On 17 December 2012, a Cessna 182A aircraft registered VH-SGB, impacted with electrical powerlines that ran alongside a parachute drop zone at Burrum River, Queensland. The pilot was planning to attend a Christmas function at the drop zone and was flying to an airstrip located about 1.5 km to the north. After contacting the powerlines, the aircraft was seen to climb and continue to fly for approximately 500 m before the right wing separated from the aircraft. The aircraft subsequently impacted the ground and the pilot was fatally injured.
What the ATSB found
The powerlines that the aircraft impacted were at a height of approximately 9 m (30 ft) above ground level (AGL) and ran perpendicular to the aircraft’s flight path. The relevant cable marking standards did not require the powerlines to be marked. Weather conditions were fine, and there was no emergency broadcast from the pilot prior to the impact with the powerlines. No pre-existing defects with the aircraft could be identified.
No operational reason for the pilot to fly at a height below 500 ft AGL could be identified by the investigation.

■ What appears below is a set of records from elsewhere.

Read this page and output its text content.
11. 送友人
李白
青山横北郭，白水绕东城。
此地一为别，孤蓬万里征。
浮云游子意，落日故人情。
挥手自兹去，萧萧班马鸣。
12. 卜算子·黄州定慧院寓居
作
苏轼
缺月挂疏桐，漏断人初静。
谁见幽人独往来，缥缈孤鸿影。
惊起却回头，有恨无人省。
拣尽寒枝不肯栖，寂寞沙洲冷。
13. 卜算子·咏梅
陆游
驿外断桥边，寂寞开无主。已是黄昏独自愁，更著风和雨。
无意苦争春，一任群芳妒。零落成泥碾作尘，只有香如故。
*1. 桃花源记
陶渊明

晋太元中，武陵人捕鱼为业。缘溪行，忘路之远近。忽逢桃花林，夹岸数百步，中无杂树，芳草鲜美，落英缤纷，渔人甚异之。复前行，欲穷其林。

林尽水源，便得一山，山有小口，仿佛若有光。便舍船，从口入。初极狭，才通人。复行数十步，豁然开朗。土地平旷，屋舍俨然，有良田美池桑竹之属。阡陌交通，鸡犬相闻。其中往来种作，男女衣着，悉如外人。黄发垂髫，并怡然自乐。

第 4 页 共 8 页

A minimum height of 500 ft AGL for flight over non-populated areas is promulgated for very long standing safety reasons. Pilots who choose to fly below this height without an operational reason to do so are exposing themselves, and any passengers that may be on board, to an increased risk of striking powerlines, many of which are difficult to see from the cockpit of an aircraft in flight. The circumstances of this accident highlight that risk.